University of Calgary researchers are investigating whether adding high doses of vitamin B3 or niacin to the treatment plan could be beneficial. They approached Waldner about being in the trial.

“I have no problem trying to help anybody. I agreed. I want to help myself, too,” says Waldner. “I can tell you being part of this research helps me mentally because we’re trying. When I left the hospital after surgery I was told, that’s it, that’s all we can do.”

Hotchkiss, Charbonneau members partner for study

The research is led by two members of both the Hotchkiss Brain Institute and Arnie Charbonneau Cancer Institute – Dr Gloria Roldan Urgoiti, MD, PGME’16, an oncologist specialised in brain cancers, and Dr Wee Yong, PhD, a neuroscientist whose research focuses on immune effects on the brain. Together, they designed a study to investigate whether niacin could rejuvenate compromised immune cells to kill tumour cells. The research began in the Yong lab, with mice, where findings showed niacin prolonged survival.
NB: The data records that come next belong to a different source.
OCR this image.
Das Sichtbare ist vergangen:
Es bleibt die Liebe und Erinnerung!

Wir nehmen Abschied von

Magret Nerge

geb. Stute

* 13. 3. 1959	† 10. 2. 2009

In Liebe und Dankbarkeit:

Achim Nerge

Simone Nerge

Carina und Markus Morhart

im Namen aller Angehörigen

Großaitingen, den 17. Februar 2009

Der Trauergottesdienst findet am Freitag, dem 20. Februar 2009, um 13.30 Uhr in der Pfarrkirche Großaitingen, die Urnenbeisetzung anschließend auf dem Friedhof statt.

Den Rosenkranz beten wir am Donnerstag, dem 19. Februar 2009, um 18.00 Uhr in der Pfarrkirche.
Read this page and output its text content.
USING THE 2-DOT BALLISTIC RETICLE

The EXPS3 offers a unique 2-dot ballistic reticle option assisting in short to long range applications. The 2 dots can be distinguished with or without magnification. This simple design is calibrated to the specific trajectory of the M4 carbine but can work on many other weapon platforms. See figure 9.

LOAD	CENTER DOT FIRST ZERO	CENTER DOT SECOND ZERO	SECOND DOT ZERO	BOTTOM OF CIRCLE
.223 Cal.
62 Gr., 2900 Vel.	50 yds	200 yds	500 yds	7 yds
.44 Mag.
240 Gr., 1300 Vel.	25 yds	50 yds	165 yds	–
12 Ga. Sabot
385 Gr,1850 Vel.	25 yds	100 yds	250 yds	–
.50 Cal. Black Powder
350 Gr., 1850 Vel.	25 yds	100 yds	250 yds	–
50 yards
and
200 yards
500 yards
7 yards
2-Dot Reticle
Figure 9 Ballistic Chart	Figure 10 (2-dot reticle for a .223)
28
That work evolved into a Phase I and II clinical trial.

“Normally, the immune system will try to counter and prevent tumour growth; however, this brain cancer supresses the immune system,” says Yong, a professor at the Cumming School of Medicine (CSM). “Niacin treatment rejuvenates immune cells so they can do what they are supposed to do, attack and kill the cancer cells. I see it as an ongoing ‘battle for the brain.’”

Studying the benefits of adding niacin to chemotherapy, radiation

The clinical trial was designed to determine the maximum dose and potential benefit of controlled-release niacin that could be added to the recommended chemotherapy and radiotherapy treatments. Researchers decided the study would stop if the progression-free survival over six-months did not improve by at least 20 per cent compared with older studies. Early results involving 24 patients showed 82 per cent of the participants were free of progression of the cancer at six months; an increase of 28 per cent from previous studies. The researchers say this is a promising advancement for this incurable cancer. 

“Glioblastoma is the most aggressive brain cancer in adults. Survival of patients with this condition hasn’t changed significantly for 20 years,” says Roldan Urgoiti, a clinical associate professor at the CSM. “Anything that may help should be explored, but it requires strict protocols and safety monitoring.”

The findings were published in the Journal of Neuro-Oncology.

The researchers caution that high amounts of vitamins, like niacin, have toxicity and can have a negative impact on someone’s health if not monitored closely by medical professionals. 

The team hopes to be able to do the final analysis, that will include 48 participants by the end of 2026 or early 2027. 

Waldner says he’s feeling really good these days and is just happy to hear the word “stable” when he goes for his regular scans.